Of the three single figure nudes, the present comes closest to Amiens 1914 in that it shows the disarray of the model’s clothes, her wrinkled white stocking and the open handbag from which she has taken the cigarette. Her left hand caresses her breast as she reads intently. Orpen observes the tension of limbs, the luminous touches in tummy and thigh, and the blush of fingers and face. The head, tilted towards the viewer is captured with an economy few could match. The pose, for all its complexity, is natural and Orpen looks down at her in a warm caress. If he was hesitant before the masters, in Greeley’s studio, none of it shows.

[1] Bruce Arnold, William Orpen, Mirror to an Age, 1981, (Jonathan Cape), pp. 383-389. In the previous year Orpen was represented at the club by a single work, the magisterial Poet (Private Collection), a painting begun prior to his service on the Western Front.

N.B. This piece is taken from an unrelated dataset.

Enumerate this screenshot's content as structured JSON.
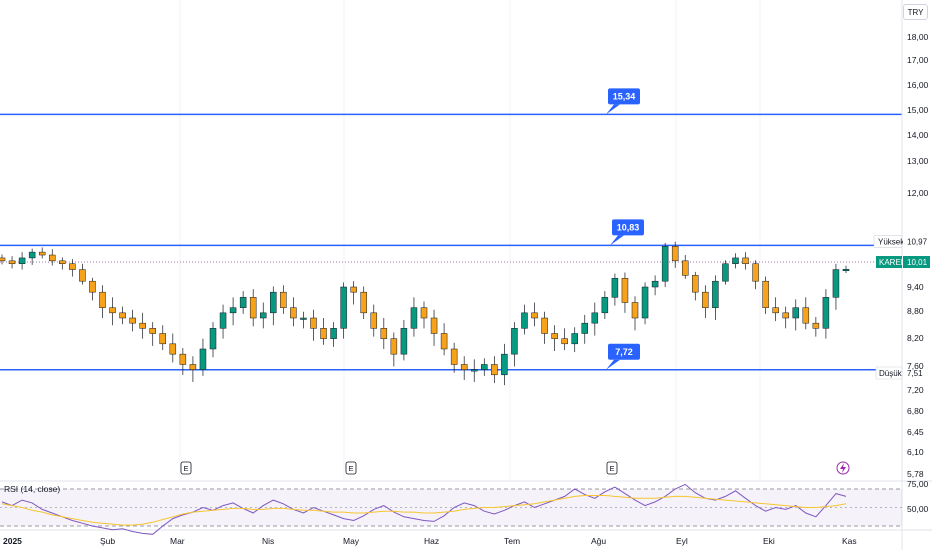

[2] During his student years Orpen had made his first visit to the Louvre and in 1899 he had the opportunity to absorb the work of Rembrandt at the Royal Academy Winter Exhibition. A year earlier he would have seen two important early works by Manet at the International Society of Sculptors, Painters and Gravers and in 1904 had advised Hugh Lane on the acquisition of works by Manet at the Durand-Ruel Gallery in Paris, His Homage to Manet, (Manchester City Art Galleries) was of course shown at the New English Art Club in 1909. 

[3] Orpen’s Academy portraits in 1922 typified the many which would follow during the decade – they included those of Sir Charles Parsons, the Newcastle Engineer, Lord Bearsted, the banker and Sir Charles Villiers, Professor of Music at Cambridge University.

[4] Orpen arrived in Paris around the time of the third and fourth Degas studio sales at the Georges Petit Gallery in April 1919. Taken with the first two sales in May of the previous year, these launched a total of 1523 works into the market, many of which were paintings, pastels and drawing of nudes. For a discussion of Amiens 1914, see Autumn Anthology, 1983 (exhibition catalogue, Pyms Gallery, London), no 25. 

[5] Further portraits of Yvonne were painted in 1919, this time posing as a nun. Terms of the Versailles Treaty were not universally agreed. The US Senate at first refused to ratify it, and there was widespread feeling in France that the terms were too lenient – precipitating the fall of Clemenceau’s administration – a drama played out during Orpen’s stay in Paris.  

[6] Kenneth Wayne, Impressions of the Riviera, Monet, Renoir, Matisse and their Contemporaries, 1998 (exhibition catalogue, Portland Museum of Art, Maine), p. 64; see also John Richardson, A Life of Picasso, vol III, The Triumphant Years, 1917-1932, (Pimlico), pp. 313-5. In 1925 Greeley purchased the Château de Clavary near Grasse, where he lived with François de Gouy d’Arcy. Here he commissioned a mosaic from Picasso. The house was later owned by Peter Wilson, the renowned Sotheby’s chairman in the 1960s.